1) This blog stays. I know, how does one blog when they're trying to unplug? Here's the thing. I can't go completely without technology,  and the reason is not because of addiction. I still have a girl child to talk to, and so I still need a phone and Internet capabilities, to skype her. So, phone and data stay. What leaves are my time suckers, and based on the amount of time between posts, you can guess this blog isn't one of them. Facebook, therefore, is the only thing that's really leaving. I don't spend as much time on Instagram, Mewe, tumblr, and even pinterest, though I declare it my love often enough.

2) Constant screens will be no more. My LCD-tired eyes will be spending more time on fabric, paper, food, dishes, and most of all, faces.  Haha. Again, ironic. I say this on the screen of my phone in my blog. Laugh away.

Fitness has been a focus here lately, and 2 days ago I was inspired to walk the almost 2 miles to the closest bookstore.  It was enjoyable!  Stop the presses! I loved it. While there, husband told me to get a book, as inspiration/reward/bribery to keep up the good work. I told him I was just excited to walk around Barnes and Noble without his impatient sighs and pleas of "can we go now?" I love window shopping at the bookstore. I still had J and he's difficult when he's tired but for the most part he did very well.

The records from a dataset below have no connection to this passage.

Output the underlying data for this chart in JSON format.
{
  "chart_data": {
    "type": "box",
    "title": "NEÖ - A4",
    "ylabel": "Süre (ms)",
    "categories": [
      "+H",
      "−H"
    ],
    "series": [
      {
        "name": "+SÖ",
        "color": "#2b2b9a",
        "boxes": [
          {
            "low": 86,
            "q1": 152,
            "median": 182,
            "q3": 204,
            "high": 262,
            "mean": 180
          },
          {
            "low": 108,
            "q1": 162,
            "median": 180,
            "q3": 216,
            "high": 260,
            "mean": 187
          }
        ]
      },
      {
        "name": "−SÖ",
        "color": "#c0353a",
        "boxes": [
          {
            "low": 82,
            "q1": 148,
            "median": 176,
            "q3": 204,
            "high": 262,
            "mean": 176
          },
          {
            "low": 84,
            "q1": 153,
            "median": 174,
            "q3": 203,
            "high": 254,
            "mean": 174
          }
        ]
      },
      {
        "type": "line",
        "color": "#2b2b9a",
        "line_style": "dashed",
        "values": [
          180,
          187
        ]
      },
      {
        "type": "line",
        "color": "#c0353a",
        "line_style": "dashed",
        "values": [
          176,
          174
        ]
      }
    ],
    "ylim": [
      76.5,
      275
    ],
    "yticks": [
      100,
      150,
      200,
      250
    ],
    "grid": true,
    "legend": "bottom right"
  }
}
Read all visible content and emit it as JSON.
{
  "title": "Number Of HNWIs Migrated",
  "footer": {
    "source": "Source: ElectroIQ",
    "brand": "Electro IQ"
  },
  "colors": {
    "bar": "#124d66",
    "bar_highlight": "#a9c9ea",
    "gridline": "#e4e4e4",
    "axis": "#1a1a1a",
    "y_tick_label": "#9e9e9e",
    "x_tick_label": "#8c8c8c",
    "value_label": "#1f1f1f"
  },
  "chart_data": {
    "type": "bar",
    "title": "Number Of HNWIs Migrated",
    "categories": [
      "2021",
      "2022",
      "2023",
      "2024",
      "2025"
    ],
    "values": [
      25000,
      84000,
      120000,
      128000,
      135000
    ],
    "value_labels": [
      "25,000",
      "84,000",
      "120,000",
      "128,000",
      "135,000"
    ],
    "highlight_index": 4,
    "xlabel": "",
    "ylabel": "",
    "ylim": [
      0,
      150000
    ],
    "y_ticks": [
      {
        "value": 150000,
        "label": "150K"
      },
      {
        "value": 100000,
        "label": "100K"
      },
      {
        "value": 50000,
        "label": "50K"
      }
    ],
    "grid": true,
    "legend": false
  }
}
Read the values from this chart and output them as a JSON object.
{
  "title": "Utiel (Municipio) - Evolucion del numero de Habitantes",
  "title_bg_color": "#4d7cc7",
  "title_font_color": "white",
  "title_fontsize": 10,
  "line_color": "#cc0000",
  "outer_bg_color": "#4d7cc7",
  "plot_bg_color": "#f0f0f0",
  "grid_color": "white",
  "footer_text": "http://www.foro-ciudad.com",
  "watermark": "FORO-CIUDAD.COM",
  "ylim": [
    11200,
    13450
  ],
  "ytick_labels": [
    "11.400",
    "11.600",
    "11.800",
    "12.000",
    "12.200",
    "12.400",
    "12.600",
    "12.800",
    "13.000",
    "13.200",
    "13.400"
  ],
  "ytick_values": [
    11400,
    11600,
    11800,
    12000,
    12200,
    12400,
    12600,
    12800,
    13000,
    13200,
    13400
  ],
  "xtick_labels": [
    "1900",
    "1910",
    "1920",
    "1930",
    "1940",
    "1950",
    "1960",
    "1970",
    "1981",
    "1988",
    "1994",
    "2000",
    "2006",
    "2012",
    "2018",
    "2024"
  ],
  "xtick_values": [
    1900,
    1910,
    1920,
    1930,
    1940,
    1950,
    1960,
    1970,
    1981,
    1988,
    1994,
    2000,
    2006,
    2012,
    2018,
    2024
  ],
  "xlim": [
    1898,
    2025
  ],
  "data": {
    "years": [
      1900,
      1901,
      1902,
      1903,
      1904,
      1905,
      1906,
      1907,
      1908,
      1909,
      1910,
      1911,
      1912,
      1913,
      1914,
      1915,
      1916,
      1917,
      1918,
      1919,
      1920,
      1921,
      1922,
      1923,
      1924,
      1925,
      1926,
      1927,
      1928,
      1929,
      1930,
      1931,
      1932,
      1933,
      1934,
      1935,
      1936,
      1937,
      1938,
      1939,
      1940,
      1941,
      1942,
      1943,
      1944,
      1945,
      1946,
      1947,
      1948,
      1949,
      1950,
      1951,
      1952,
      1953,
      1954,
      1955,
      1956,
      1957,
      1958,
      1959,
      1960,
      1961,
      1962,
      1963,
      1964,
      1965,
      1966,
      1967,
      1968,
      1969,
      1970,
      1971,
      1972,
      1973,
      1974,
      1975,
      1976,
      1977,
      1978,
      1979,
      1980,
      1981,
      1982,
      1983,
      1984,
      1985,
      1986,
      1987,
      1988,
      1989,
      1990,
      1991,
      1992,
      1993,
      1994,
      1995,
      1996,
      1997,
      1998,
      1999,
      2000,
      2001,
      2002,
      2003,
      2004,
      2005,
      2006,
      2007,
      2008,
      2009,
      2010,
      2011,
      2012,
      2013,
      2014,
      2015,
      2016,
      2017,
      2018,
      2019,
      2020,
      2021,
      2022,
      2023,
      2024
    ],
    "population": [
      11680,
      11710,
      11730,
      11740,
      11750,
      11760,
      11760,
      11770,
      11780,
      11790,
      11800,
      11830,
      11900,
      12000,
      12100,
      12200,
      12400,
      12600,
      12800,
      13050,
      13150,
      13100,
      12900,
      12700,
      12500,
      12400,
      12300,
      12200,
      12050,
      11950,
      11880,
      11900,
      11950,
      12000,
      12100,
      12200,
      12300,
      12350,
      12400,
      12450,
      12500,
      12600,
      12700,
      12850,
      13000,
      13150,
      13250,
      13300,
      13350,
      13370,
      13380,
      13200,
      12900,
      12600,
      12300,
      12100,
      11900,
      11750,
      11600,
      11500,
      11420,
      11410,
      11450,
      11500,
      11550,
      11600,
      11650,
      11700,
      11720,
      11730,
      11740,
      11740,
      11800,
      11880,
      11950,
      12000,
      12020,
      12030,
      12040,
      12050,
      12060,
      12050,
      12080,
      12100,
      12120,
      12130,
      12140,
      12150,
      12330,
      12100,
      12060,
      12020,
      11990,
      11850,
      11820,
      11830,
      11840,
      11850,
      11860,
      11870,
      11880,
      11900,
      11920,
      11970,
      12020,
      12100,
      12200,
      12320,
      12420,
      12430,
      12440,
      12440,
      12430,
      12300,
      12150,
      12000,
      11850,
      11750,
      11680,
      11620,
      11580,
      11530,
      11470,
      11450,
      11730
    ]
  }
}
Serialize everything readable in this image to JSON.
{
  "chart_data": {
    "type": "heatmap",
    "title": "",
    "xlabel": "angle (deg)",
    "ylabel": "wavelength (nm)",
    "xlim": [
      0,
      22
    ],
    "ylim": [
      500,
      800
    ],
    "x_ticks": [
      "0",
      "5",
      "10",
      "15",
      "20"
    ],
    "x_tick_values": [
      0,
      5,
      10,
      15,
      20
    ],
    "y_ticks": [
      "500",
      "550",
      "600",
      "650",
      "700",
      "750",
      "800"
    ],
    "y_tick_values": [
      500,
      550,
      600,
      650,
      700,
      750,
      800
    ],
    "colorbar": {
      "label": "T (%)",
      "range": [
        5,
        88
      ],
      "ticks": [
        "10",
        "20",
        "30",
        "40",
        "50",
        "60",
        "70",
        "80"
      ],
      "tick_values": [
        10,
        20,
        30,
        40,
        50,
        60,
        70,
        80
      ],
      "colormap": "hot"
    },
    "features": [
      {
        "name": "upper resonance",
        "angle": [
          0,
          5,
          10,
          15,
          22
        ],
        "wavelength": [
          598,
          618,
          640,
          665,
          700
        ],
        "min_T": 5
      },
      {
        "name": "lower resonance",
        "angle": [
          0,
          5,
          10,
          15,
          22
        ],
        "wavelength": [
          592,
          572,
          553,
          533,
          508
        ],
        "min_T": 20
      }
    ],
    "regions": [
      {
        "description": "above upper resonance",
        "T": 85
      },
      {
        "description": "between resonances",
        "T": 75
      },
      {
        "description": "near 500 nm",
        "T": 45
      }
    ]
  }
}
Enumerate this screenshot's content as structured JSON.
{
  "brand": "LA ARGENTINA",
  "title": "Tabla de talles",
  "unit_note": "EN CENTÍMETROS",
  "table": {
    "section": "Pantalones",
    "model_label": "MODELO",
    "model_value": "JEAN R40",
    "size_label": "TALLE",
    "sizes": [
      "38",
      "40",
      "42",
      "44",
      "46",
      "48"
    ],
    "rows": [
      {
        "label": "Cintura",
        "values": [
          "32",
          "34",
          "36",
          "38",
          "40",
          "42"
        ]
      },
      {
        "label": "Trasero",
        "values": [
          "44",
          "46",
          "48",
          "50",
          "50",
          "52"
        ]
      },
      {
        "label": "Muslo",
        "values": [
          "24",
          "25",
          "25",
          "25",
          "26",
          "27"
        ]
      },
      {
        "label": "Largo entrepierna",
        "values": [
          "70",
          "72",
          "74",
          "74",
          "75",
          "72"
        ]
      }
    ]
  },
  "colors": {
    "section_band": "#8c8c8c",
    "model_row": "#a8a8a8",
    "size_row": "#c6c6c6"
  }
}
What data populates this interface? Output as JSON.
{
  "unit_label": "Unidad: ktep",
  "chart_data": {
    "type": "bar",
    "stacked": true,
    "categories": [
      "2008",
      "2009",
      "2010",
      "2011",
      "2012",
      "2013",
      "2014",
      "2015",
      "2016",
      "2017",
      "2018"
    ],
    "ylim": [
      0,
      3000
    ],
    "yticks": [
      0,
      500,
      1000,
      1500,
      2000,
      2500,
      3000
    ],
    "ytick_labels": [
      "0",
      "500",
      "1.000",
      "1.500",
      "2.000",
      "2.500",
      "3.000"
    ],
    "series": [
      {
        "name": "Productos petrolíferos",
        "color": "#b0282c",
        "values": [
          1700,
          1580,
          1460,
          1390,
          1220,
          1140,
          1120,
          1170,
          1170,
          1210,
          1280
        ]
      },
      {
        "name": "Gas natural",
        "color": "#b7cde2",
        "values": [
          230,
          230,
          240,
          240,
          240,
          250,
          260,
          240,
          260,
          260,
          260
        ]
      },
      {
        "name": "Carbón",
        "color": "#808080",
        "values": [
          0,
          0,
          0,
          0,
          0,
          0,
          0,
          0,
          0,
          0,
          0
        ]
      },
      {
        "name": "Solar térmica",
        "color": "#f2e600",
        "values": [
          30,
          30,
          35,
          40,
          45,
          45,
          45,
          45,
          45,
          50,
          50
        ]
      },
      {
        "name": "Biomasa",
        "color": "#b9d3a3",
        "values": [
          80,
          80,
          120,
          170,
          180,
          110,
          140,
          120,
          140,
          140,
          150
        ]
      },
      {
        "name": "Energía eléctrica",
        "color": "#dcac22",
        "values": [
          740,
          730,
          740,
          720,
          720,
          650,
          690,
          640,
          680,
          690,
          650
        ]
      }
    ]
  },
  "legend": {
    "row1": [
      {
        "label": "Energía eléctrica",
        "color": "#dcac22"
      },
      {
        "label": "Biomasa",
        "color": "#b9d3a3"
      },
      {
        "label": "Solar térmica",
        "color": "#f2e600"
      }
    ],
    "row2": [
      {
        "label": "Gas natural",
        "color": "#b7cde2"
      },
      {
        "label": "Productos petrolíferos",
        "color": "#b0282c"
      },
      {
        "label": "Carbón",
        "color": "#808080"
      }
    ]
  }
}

Today when I woke up I was greeted with a premature lament from husband. "When you Google how to build a house by yourself, not one option comes back with anything other than, 'hire a pro.' It's not built by myself then. Might as well Google how to call the contractors yourself." What followed was a complaint from both of us about how dependent on "professionals" America has gotten. I'm sorry, Charles Ingalls, your log cabin on the prairie and the well you dug weren't done so by professionals, so your home couldn't have existed,  therefore the whole series is a THRONE OF LIES. Oh, sorry. Got carried away here. Why is it that society thinks that unless we hire a professional who, really, is a professional because he observed the knowledge he was given and then put it to practice,  we will light our homes on fire or other some such nonsensical disaster?  It's ridiculous.

We are perfectly capable of doing what needs to be done ourselves, or with the help of willing neighbors, so why is it such a strange idea? I'll tell you why. Laziness and greed. If Joe doesn't have to get off the couch, why not pay for someone else to do it?  If Mark can charge Joe an arm and a leg by making him think he'll blow himself to smithereens doing himself, why not?

There IS a caveat to my soapbox rant. Jobs are hard to come by right now. If Joe is handicapped and has the money to do it, it is wiser of him to employ Mark, to put food on Mark's table, to get it done. But in most circumstances, my husband should be perfectly capable of building our home without spending money for supplies on a contractor. Come on now.